The function operates through the following steps: 
1. Set parameters for the API call based on inputs to the function. 
2. Raise errors if required inputs are not present
3. Create a request header from the template and parameters. 
4. Try to make the request with an api throttler to limit requests. This requires a post request with the hidden endpoint, the headers, and data for the request.
4. Serialize the response into json format and log a successful call.
5. Catch and log errors in the call, set the response to None.
6. Return the article revision ID and the response object.

### Step 4.2 Parse API Response for Prediction

This function parses the API call to extract the prediction field from the json response. 

Input to this function is: 
- json of the api response 

Output of this function is: 
- the prediction field

In [None]:
def parse_api_response(api_response_json):
    #extract scores dictionary
    scores_dict = api_response_json['enwiki']['scores']
    #extract the key of the scores dictionary
    scores_key = list(scores_dict.keys())[0]
    #extract prediction field
    prediction = scores_dict[scores_key]['articlequality']['score']['prediction']
    return prediction 

This function operates through the following steps: 
1. Extract the dictionary of scores from the response json
2. Extract the key corresponding to article revision ID from the scores dictionary
3. Use the key to extract the article quality prediction
4. Return the prediction.

### Step 4.3 Main Function to Execute Calls and Extract Predictions

This main function runs api calls against the list of articles

Inputs to this function are: 
- an api key store object (set default. See api_key_store in Step 2)
- the csv file (set default. See csv_file in Step 1)
- the output file (set default. See out_file in Step 1)

This function has no output. It ends with writing the file out to a csv. 

In [None]:
def main(api_key_store=api_key_store,
            csv_file=csv_file,
            out_file=out_file):
    #list of revids
    revids = csv_file.revision_id.tolist()
    #init response list 
    responses = []
    for revision_id in revids:
        #append responses for made call
        responses.append(make_ores_api_call(article_revid = int(revision_id),
                                            api_key_store= api_key_store))
    #assign title as keys and items of json obj
    formatted_response_list = []
    #failure case counter 
    response_failed_count = 0
    #loop through responses, and add dataframe if response is valid
    for response in responses:
         article_revision_id, json_response = response
         if json_response:
            prediction = parse_api_response(json_response)
            formatted_response_list.append(pd.DataFrame({"revision_id" : [article_revision_id],
                                                         "article_quality" : [prediction]}))
         else:
            response_failed_count += 1
    #concat formatted dataframes and write to out file
    response_dataframe = pd.concat(formatted_response_list)
    response_dataframe.to_csv(out_file)
    #logging of total time and api calls failed
    end = datetime.datetime.now()
    logging.info(f"This run took {end - start} seconds to complete!")
    logging.info(f"{response_failed_count} api calls failed.")

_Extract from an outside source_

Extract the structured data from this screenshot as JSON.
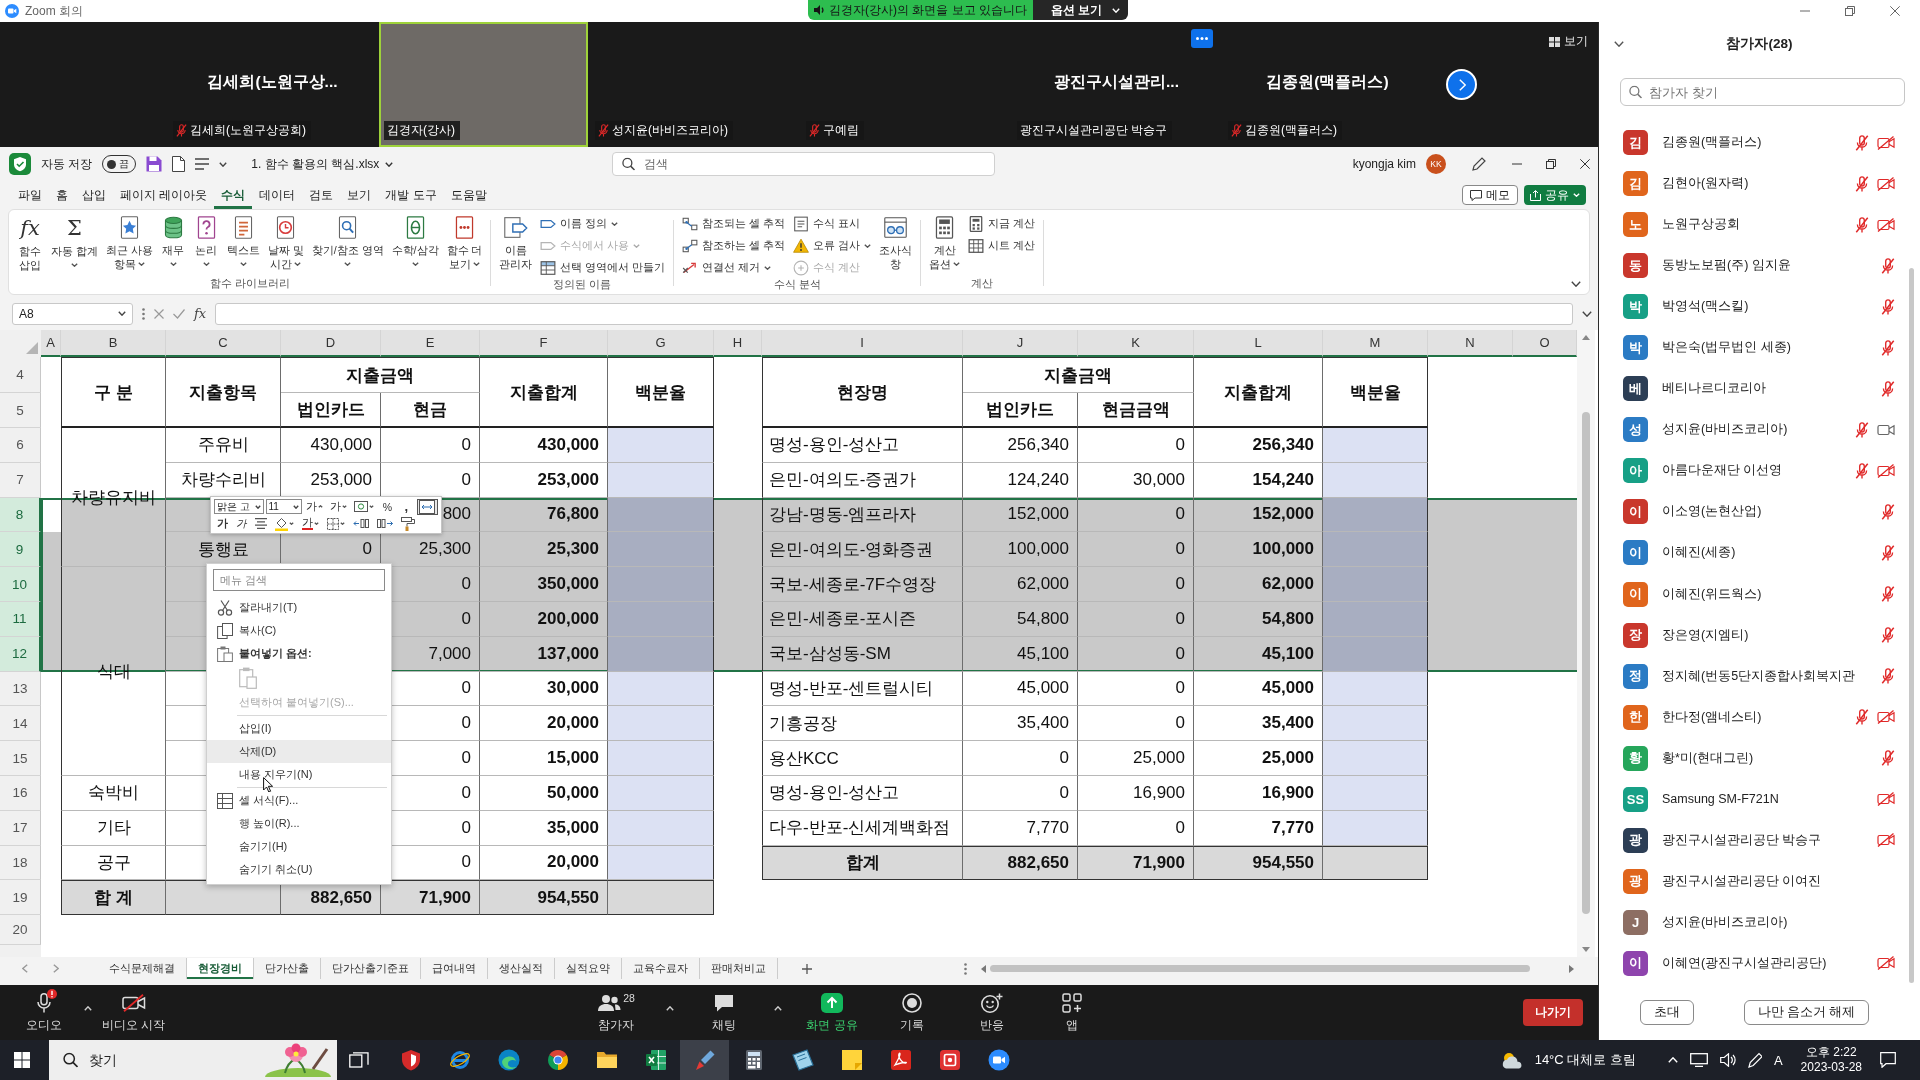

if __name__ == "__main__":
    main()       

This function operates through the following steps: 
1. Create a list of revision ids from the csv file.
2. Loop through those revision ids and append to a responses list.
3. Loop through the response list and format a dataframe per response by extracting the prediction.
4. Updating the failure case counter if the response is none.
5. Concatenating the dataframes across response and writing to the out file.
6. Logging the total time, and how many calls failed.

## Step 5: Failure Rate

Finally, we understand the API call failure rate for the ORES liftwing API across our calls. To do so, we read in our log file and analyze occurences of the failure key word.

In [6]:
lines = []
with open("../../logs/ores_api_requests.log", "r") as files:
    for line in files:
        lines.append(line)

By reviewing the last line, we can identify the number of failed calls.

In [10]:
print(lines[-1])

2024-10-13 17:49:44,841 - INFO - 2 api calls failed.



The last two lines are not api result logs, so we can subtract them from the length to find the total number of calls. We have logged 2 failed calls, so we can proceed with calculating a rate this way.

In [11]:
num_calls = len(lines) - 2
print(f"API Call Failure Rate for liftwing API: {round((2/num_calls) * 100, 3)} %")

API Call Failure Rate for liftwing API: 0.028 %